September 14 – October 23, 2021
We are very pleased to present the first solo exhibition by artist Ruscha Voormann in our Berlin project
space Crone Side. The exhibition takes place as part of the new art event Gallery Weekend *Discoveries, which aims to introduce young, emerging artists to a wider public for the first time. Under the title Swipe Up, Voormann is showing a series of works of large- format, abstract picture compositions made of acrylic paint, acrylic glass and plexiglas.
The title Swipe Up is derived from the gesture of applying paint, in which the artist deals with the reactive behaviour of acrylic paint between a plexiglas plate and the actual painting surface, the canvas. The plexiglas plate is usually used in the form of a round disc. Through targeted, rotating movements, it leaves traces of paint between itself and the canvas. This creates an interaction between control and loss of control. The plexiglass and acrylic glass plates give the paintings their original and genuine motifs while at the same time remaining connected to the works as immanent components.

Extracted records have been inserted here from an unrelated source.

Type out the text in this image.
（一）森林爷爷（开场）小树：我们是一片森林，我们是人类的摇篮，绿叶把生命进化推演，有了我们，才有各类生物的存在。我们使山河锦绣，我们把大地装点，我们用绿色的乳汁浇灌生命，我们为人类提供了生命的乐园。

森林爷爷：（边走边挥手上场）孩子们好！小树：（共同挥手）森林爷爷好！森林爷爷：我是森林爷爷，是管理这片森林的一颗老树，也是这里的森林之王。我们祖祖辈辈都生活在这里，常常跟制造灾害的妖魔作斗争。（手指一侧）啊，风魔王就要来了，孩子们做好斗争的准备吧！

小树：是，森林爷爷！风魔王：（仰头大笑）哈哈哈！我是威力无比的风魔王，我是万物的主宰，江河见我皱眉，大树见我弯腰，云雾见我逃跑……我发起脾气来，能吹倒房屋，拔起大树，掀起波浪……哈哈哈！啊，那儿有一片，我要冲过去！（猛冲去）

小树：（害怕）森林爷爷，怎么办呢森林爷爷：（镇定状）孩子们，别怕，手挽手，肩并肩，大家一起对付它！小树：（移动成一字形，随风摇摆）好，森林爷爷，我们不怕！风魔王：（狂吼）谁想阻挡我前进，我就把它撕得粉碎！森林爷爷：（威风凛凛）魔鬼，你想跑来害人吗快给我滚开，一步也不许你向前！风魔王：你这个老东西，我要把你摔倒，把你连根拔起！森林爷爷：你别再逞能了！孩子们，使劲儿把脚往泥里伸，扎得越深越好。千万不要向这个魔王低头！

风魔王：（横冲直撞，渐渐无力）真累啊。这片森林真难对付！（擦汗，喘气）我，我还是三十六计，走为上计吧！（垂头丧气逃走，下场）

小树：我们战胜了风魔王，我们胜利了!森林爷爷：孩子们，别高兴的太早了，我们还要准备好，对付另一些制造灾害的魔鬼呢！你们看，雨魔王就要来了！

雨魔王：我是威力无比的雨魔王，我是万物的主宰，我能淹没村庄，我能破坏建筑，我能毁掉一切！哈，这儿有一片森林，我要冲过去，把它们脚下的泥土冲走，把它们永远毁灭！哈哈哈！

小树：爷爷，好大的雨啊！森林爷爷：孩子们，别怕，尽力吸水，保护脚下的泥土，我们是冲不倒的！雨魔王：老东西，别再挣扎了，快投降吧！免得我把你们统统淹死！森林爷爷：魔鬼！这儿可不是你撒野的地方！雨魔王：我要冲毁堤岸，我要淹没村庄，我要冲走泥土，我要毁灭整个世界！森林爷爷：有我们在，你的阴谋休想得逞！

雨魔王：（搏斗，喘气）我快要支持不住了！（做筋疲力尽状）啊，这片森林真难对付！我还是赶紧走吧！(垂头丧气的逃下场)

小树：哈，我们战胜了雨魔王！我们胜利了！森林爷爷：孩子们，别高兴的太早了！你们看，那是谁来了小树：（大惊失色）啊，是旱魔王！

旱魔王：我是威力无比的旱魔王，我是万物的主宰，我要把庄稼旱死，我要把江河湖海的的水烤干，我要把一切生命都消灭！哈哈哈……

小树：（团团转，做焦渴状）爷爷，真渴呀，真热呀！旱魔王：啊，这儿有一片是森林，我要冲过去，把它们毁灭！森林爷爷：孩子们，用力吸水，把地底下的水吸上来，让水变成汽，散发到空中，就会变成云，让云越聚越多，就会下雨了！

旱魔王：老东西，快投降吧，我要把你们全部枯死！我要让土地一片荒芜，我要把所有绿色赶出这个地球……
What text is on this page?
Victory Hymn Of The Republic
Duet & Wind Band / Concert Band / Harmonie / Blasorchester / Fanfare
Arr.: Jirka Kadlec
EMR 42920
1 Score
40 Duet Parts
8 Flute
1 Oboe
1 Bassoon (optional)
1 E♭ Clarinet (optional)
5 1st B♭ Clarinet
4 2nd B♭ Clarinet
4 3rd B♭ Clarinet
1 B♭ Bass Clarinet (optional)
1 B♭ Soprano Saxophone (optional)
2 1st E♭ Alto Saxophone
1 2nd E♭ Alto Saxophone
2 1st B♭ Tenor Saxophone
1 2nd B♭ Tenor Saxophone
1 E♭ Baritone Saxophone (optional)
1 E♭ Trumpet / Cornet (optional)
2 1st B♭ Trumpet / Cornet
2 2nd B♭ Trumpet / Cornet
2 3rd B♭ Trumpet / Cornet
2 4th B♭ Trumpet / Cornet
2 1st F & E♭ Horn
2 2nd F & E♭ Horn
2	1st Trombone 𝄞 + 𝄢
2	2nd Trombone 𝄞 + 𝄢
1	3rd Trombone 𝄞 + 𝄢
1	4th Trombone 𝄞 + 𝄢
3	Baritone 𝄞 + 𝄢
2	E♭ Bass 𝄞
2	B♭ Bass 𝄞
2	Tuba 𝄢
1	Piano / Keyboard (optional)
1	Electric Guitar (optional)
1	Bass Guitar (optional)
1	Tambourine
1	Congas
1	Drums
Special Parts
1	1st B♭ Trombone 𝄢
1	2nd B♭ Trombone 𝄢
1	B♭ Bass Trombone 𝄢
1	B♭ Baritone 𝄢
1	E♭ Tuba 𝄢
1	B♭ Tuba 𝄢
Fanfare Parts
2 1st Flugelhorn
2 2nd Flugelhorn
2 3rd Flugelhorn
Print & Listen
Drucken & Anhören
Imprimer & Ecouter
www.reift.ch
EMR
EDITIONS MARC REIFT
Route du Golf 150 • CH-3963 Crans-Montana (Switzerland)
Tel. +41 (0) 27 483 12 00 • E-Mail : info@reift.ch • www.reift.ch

A similar theme is taken up in the series Ousia Facing Reality, in which the artist plays with pre-composed, geometric surfaces and paint, which is subsequently poured onto the canvas. For Ruscha Voormann, this is a visual metaphor for coping with life: managing the balancing act between pursuing the controllable and surrendering and trusting the unconscious.
Ruscha Voormann was born in Flensburg in 1992 as the daughter of the graphic artist and musician Klaus Voormann. She grew up in Bernried at Lake Starnberg and has lived in Munich since 2010, where she is now
studying with Gregor Hildebrandt at the Academy of Fine Arts.
After initially focussing exclusively on figurative motifs and works, she developed a strong affinity for abstract painting in 2014, which has increasingly intensified and solidified. For Ruscha Voormann, abstraction means searching for a place of residence or refuge that every human being carries within him or herself and can access through certain sensory perceptions.